Los algoritmos empequeñecen el mundo de las personas.

Como el ser humano es ombliguista, es decir, centra su interés en su ombligo, suele creer que, cuando no sabe de una cuenta, o de una persona, es porque esa persona se ha alejado o enfadado con el ombliguista, si le conoce, o porque ya «no está haciendo nada». No se plantea que la persona puede tener mucho trabajo, estar en un momento de cambio vital, no desear o no poder compartir, sin que esto signifique que odie a la gente. Si pasa mucho tiempo, lo que no está desaparece de la conciencia.

Así, ten en cuenta que el blog sigue vivo y te seguirán llegando reflexiones que espero que te interesen. Hablando de esto: se admiten sugerencias de temas que tratar o extender más. Comenta o escribe, ¡y gracias por leer!

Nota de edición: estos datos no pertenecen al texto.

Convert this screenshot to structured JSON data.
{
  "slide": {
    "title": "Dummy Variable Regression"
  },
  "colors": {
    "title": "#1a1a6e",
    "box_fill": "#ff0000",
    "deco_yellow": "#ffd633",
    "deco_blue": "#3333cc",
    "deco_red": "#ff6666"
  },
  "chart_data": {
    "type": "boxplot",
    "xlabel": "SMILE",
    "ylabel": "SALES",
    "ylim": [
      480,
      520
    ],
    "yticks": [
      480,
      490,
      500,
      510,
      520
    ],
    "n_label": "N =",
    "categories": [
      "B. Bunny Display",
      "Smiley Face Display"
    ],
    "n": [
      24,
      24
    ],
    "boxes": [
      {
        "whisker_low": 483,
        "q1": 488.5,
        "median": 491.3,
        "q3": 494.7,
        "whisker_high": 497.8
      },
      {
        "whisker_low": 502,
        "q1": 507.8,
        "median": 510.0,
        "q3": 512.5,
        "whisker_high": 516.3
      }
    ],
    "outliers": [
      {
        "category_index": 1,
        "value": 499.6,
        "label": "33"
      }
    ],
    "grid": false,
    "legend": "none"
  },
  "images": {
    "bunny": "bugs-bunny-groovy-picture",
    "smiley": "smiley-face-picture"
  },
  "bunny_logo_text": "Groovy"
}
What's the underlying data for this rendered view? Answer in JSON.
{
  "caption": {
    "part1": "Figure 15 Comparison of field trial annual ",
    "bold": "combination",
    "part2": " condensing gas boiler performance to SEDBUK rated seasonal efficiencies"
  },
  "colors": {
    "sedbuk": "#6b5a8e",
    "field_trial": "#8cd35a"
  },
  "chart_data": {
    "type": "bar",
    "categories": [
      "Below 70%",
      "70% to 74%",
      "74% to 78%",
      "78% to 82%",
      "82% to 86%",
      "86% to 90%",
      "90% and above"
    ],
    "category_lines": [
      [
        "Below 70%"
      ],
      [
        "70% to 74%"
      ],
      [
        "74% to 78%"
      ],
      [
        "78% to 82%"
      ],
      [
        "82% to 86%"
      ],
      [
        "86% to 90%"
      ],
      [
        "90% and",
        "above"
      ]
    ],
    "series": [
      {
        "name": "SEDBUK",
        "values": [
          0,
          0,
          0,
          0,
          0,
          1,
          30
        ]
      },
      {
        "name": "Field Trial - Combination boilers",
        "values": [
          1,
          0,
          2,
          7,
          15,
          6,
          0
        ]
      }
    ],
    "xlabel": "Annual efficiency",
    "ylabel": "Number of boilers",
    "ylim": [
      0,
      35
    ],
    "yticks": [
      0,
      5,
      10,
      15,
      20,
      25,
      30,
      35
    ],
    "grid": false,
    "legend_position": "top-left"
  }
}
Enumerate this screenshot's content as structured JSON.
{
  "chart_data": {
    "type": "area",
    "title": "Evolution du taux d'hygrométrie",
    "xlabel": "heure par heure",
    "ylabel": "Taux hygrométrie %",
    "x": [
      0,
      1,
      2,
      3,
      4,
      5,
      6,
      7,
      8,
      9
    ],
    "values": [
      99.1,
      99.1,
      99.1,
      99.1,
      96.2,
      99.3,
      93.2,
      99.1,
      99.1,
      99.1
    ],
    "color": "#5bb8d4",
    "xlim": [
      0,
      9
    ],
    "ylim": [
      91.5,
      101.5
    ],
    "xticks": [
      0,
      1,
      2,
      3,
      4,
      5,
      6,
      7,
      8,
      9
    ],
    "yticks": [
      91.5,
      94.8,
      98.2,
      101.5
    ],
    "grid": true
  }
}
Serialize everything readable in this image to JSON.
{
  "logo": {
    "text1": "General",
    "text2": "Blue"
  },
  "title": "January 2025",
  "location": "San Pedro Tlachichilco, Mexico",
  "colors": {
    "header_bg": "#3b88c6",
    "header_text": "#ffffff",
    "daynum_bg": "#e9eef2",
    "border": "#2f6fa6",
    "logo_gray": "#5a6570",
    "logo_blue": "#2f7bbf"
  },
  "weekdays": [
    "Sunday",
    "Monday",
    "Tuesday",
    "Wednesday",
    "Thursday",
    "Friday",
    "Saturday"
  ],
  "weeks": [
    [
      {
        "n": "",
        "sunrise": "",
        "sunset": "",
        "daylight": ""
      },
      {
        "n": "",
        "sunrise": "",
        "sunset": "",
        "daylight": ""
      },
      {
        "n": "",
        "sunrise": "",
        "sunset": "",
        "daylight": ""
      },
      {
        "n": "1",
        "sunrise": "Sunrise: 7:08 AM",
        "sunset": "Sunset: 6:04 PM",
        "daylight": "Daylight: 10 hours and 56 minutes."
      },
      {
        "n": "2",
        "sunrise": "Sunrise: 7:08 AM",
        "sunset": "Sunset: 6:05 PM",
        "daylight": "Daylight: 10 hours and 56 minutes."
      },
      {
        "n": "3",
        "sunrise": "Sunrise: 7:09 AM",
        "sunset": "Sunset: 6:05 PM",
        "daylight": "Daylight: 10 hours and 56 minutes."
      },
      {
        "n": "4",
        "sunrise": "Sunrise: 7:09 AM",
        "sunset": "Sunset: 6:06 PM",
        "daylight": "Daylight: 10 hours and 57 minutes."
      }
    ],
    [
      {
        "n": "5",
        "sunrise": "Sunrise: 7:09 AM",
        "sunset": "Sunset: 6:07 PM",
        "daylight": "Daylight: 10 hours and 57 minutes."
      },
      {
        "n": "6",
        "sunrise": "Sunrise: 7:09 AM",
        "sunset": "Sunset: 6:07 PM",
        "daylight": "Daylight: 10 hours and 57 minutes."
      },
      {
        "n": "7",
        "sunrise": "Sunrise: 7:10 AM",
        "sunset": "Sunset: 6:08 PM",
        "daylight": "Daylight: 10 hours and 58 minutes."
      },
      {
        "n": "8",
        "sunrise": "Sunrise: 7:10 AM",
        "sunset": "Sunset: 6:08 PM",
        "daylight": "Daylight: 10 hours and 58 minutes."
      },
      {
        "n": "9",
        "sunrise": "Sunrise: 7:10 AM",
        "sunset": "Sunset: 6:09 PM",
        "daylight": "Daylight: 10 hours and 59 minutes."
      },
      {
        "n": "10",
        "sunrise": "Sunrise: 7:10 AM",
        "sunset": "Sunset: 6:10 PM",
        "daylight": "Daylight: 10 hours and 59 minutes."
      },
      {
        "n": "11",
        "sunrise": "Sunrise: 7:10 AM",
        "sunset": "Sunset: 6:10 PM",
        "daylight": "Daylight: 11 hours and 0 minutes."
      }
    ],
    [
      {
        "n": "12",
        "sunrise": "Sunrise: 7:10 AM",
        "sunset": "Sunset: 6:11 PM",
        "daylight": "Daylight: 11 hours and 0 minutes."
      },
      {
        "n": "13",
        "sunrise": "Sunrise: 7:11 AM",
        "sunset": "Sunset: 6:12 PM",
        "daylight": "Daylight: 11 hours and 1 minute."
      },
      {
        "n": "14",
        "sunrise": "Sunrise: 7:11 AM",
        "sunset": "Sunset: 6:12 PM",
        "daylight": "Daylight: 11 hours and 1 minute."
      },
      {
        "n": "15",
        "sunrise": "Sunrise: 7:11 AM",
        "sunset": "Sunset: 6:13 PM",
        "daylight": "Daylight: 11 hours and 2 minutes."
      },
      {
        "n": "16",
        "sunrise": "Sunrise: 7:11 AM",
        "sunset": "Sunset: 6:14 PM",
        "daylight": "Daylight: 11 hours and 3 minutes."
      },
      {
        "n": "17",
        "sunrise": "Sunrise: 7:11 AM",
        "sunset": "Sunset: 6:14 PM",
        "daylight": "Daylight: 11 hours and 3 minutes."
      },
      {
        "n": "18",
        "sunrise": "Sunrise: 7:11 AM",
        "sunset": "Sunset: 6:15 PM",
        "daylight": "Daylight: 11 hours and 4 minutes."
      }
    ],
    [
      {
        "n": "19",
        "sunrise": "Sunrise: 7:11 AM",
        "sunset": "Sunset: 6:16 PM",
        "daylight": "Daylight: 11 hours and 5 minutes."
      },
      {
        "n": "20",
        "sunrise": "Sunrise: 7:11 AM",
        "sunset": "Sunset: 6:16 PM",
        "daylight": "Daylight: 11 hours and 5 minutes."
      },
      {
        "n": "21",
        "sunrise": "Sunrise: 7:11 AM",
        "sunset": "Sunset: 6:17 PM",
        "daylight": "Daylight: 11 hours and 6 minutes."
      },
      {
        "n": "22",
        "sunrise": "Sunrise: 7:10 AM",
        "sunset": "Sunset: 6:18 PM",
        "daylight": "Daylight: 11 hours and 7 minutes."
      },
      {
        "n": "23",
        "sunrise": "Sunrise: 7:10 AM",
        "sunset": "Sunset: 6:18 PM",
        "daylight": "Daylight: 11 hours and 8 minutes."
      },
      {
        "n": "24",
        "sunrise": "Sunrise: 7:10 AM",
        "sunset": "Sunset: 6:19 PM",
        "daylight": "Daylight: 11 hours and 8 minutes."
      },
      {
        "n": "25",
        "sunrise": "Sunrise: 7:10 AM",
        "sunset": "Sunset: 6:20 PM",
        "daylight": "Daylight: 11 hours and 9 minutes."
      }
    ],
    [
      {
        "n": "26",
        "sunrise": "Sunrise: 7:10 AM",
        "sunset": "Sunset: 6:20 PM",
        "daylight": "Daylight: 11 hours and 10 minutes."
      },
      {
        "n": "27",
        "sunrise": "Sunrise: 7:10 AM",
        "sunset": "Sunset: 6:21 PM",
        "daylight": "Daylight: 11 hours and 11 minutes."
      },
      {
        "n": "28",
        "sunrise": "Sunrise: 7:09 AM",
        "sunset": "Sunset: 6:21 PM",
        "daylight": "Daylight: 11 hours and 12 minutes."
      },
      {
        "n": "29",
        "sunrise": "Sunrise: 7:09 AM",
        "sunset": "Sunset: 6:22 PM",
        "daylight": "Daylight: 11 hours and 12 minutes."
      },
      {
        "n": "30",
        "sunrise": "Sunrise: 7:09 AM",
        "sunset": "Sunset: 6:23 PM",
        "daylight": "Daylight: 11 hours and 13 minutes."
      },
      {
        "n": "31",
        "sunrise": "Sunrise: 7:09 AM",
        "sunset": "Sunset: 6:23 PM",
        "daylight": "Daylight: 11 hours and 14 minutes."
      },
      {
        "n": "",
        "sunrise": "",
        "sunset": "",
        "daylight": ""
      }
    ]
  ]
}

En la antesala (de la muerte)

Era una sala grande y decorada con un lujo un tanto plasticoso, como la planta baja de un hotel, a la altura de la recepción. Igualmente, tenía esos sillones que imitan piel, la tele encendida, mesas de centro, floreros, cortinajes, iluminación cálida. Por la ventana, se veía una especie de terraza cubierta con un suelo de madera y palmeras grandes, con mesas y sillas de mimbre. Quizá, cuanto más quería imitar una situación normal y cotidiana de cierto lujo y cierto relajo, más siniestra era la sala. ¿Qué era siniestro, la decoración? ¿Era siniestra la gente que la ocupaba, mirados uno a uno? ¿Era siniestro el programa de televisión que corría? No, eran los ecos de Alguien voló sobre el nido del cuco, los ecos de Despertares, los ecos de El show de Truman, los ecos de 1984, los ecos de… los Simpson: los hombres y mujeres muy mayores que la poblaban parecían zombis, estaban «aparcados», estaban «dejados», estaban esperando algo (la muerte) con la mirada perdida, sin hablar entre ellos.

La imagen era tan siniestra como esta, pero en un lugar más grande y con la gente sin mirarse entre sí.

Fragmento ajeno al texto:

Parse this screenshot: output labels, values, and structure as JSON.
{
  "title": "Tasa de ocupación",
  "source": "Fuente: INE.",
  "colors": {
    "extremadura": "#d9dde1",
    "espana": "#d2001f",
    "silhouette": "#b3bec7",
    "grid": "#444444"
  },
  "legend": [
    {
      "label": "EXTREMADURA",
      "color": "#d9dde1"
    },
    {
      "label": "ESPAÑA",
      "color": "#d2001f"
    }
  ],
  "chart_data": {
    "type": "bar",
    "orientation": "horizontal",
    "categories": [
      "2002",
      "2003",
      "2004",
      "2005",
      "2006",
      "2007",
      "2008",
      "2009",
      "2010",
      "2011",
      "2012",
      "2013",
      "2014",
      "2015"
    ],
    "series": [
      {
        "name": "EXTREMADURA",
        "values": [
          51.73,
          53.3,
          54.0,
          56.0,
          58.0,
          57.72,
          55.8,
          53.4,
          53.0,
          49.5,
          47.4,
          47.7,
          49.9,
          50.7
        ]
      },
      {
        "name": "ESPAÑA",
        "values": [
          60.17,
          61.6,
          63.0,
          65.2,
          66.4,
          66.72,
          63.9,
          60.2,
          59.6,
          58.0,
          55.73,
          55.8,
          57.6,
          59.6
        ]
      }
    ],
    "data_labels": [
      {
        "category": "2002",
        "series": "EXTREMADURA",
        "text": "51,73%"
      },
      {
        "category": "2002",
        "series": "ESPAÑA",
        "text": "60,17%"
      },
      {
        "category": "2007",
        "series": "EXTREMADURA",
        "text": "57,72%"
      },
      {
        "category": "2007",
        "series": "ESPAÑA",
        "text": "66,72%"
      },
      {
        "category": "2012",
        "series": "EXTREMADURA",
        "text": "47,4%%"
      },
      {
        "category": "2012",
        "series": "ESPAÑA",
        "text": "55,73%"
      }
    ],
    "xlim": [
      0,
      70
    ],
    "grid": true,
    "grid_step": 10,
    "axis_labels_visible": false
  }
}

Puede que visites a tus mayores en su casa y les veas en una actitud parecida: están sentados, tirados quizá, viendo la tele con total desinterés, sonriendo alguna vez, otras veces con la mirada perdida, mirando al suelo o directamente dormidos. Pero son a lo sumo dos, quizá alguno más si se juntan con sus amistades y otros familiares de la misma quinta y hablan entre ellos. En aquella sala grande y de lujo fingido, muchos de ellos formaban una legión de zombis que desgarraba el corazón al reparar en ella. Porque esa gente vivió la posguerra, esa gente trabajó duramente, sea en un trabajo, sea en casa, con hijos. Porque salieron adelante de las cartillas de racionamiento, del hambre, de la escasez y vieron el país subir y convertirse en democracia.

Y ahora están ahí: esperando (la muerte). ¿Eso tiene sentido?

Ellos quieren salir corriendo

Si el salón era tan «cuqui», ¿cómo es que yo vi a Jack Nicholson tratando de romper una ventana? No había rejas, sí una tele a la que nadie atendía, no era todo blanco, sí era todo aséptico. Pero, cuando quise salir un momento, resulta que las puertas no se abrían y la persona de recepción no estaba. Eso me dio un agobio importante, aumentado al comprobar que la persona a la que había ido a ver confirmaba que

No me dejan salir a andar sola, y salgo con vosotros porque tenéis autorización de mis hijos.

Ostia. Esa persona había revivido desde que estaba en ese lugar fingidamente agradable, dentro de su estado de dependencia, había empezado a encontrarse mejor, mucho mejor, como ocurre cuando te ingresan en el hospital y de pronto te entran unas ganas muy fuertes de salir corriendo de allí y vivir, esta vez sí, plenamente.

El propio escenario es repelente. Incluso, cuanto más quiere agradar y parecer de nivel, más repele, es como si al entrar oliera muy mal, por más que quieres fijarte en los detalles, no puedes soportar el olor. Y ahí viven todas esas personas en estado zombi y que esperan (la muerte).

En Momo, Michael Ende critica la agrupación de personas por edades, ya que nadie se enriquece de los que son iguales. Resulta más «natural» una mezcla de niños, jóvenes, adultos y mayores, cada cual aprendiendo algo de los otros. Si nadie quiere estar ahí, si ellos quieren salir corriendo y los visitantes también, ¿no hay una manera mejor de organizar esto? ¿Hay solución? ¿Alguna idea de cómo podrían ser las cosas?